A rendering showing a cone of bright light projecting from the ceiling of a vaulted room, with two small human silhouettes illuminated on the floor. Courtesy Illuminate

Grace Cathedral—the episcopal church atop Nob Hill, famed for its labyrinths, Gothic grandeur, soaring ceilings, and gargoyles—is already one San Francisco’s most emotionally moving buildings. But starting in October, public art group Illuminate SF will juice its appeal with a new light-and-sound art installation by Berkeley artist George Zisiadis.

The work, titled Grace Light, goes on display October 21 and will be free to the public. An announcement about the new piece describes Zisiadis’s design in glowing terms: “Visitors look upward through a slight atmospheric haze and are enveloped in a 100-foot-tall shifting curtain of light. Visitors will lie down within the labyrinth or to stand just outside the light curtains and experience a 15-minute journey of synchronized light and sound.”

The artist hopes to “create a space for contemplation, self-discovery, and healing.”

Note that this is not a static piece; the cathedral plans two showings per night at 6:45 p.m. and 7:45 p.m., each lasting about 15 minutes and requiring ticketed entry.

Grace Light will actually be installed on October 7, but Wendy Norris or Norris Communications tells Curbed SF that Grace Cathedral’s busy schedule means the first showing won’t happen for two weeks after that.

Tickets are available through November 25, but Norris says the cathedral will schedule viewings into 2020.

To create the intended effect, Zisiadis employs a “30k-lumen projector.” A lumen is a unit of measure for the brightness of lights, with 30,000 lumens equivalent to about 187 100-watt light bulbs, or about 15 times the power of a standard indoor projector.
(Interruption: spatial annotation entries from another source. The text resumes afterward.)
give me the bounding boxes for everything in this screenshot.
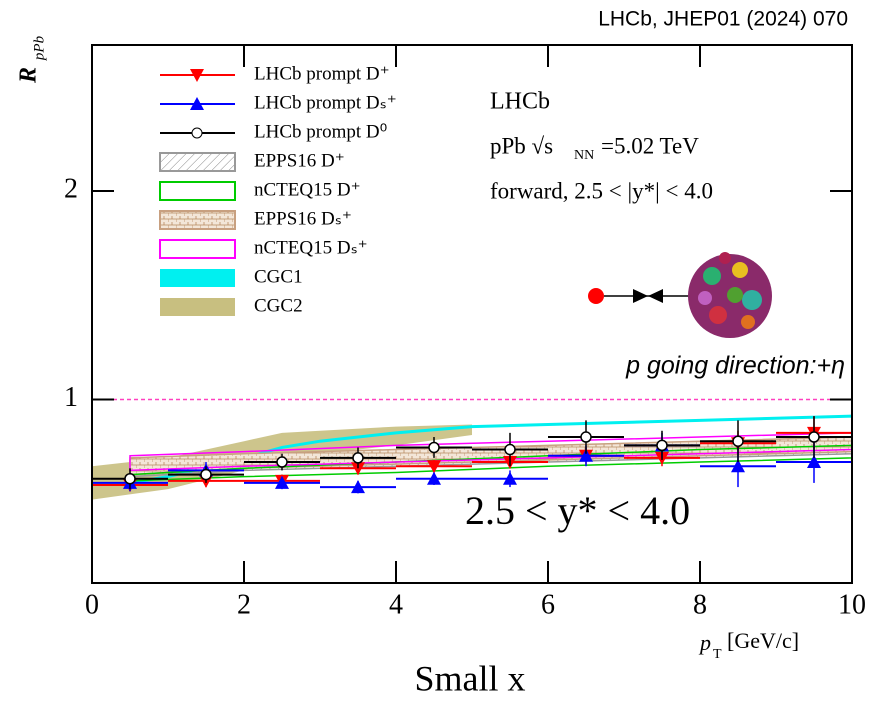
x-label-sub: T <box>713 647 722 662</box>
legend-label: LHCb prompt D⁰ <box>254 121 387 142</box>
plot-area <box>92 398 852 500</box>
annotation: Small x <box>414 658 525 698</box>
marker <box>580 431 592 443</box>
legend-swatch <box>159 210 236 230</box>
band <box>129 432 852 472</box>
legend-label: LHCb prompt Dₛ⁺ <box>254 92 397 113</box>
marker <box>428 441 440 454</box>
legend-label: CGC1 <box>254 266 303 287</box>
marker <box>276 456 288 468</box>
legend-label: nCTEQ15 D⁺ <box>254 179 361 200</box>
annotation: 2.5 < y* < 4.0 <box>465 488 690 533</box>
legend-label: nCTEQ15 Dₛ⁺ <box>254 237 368 258</box>
x-tick-label: 8 <box>693 589 707 620</box>
annotation: NN <box>574 148 594 163</box>
y-tick-label: 2 <box>64 173 78 204</box>
x-tick-label: 0 <box>85 589 99 620</box>
marker <box>351 480 365 494</box>
marker <box>579 448 593 462</box>
legend-label: CGC2 <box>254 295 303 316</box>
x-tick-label: 6 <box>541 589 555 620</box>
marker <box>124 472 136 485</box>
marker <box>732 435 744 447</box>
nucleus-icon <box>588 252 772 338</box>
legend-label: LHCb prompt D⁺ <box>254 63 390 84</box>
marker <box>504 443 516 456</box>
x-tick-label: 4 <box>389 589 403 620</box>
marker <box>352 452 364 464</box>
x-tick-label: 2 <box>237 589 251 620</box>
legend-swatch <box>159 181 236 201</box>
legend-marker <box>191 127 203 139</box>
frame <box>91 44 853 584</box>
annotation: LHCb <box>490 89 550 115</box>
y-tick-label: 1 <box>64 382 78 413</box>
legend-marker <box>190 97 204 110</box>
marker <box>275 475 289 489</box>
legend-swatch <box>159 239 236 259</box>
legend-swatch <box>159 152 236 172</box>
y-label: R <box>16 67 42 84</box>
marker <box>351 462 365 476</box>
marker <box>656 439 668 452</box>
y-label-sub: pPb <box>31 35 47 61</box>
marker <box>808 431 820 443</box>
marker <box>731 459 745 473</box>
marker <box>503 471 517 485</box>
legend: LHCb prompt D⁺ LHCb prompt Dₛ⁺ LHCb prompt… <box>159 63 397 316</box>
annotation: p going direction:+η <box>625 352 845 380</box>
annotation: forward, 2.5 < |y*| < 4.0 <box>490 178 713 203</box>
annotation: =5.02 TeV <box>601 133 699 158</box>
x-label-unit: [GeV/c] <box>727 628 799 653</box>
marker <box>427 471 441 485</box>
marker <box>427 460 441 474</box>
legend-swatch <box>160 269 235 287</box>
legend-swatch <box>160 298 235 316</box>
legend-label: EPPS16 Dₛ⁺ <box>254 208 352 229</box>
source: LHCb, JHEP01 (2024) 070 <box>598 8 848 31</box>
marker <box>200 468 212 481</box>
legend-marker <box>190 69 204 82</box>
x-tick-label: 10 <box>838 589 866 620</box>
legend-label: EPPS16 D⁺ <box>254 150 345 171</box>
marker <box>807 455 821 469</box>
x-label: p <box>698 630 711 655</box>
annotation: pPb √s <box>490 133 553 158</box>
Illuminate SF is the same arts group behind the Bay Lights installation on the Bay Bridge, so this seems a natural development at another San Francisco landmark.

SF composer Gabriel Gold created the audio portion of Grace Light. Gold describes his work as “site-specific to acoustically resonant and ‘sacred spaces,’” which “[merges] the worlds of classical and modern composition with traditions of sacred music.”

When it was first built in 1849, Grace Cathedral started out as “Grace Church,” the first of several houses of worship to bear the “Grace” name in the neighborhood.

After the 1906 earthquake destroyed the previous cathedral, the current building, designed by George Bodley, took decades to complete.

In 1911, the San Francisco Call dubbed the new Grace Cathedral “the most imposing church in the west” and compared it to the Parthenon in Athens, although the story acknowledged that at the time construction had barely begun.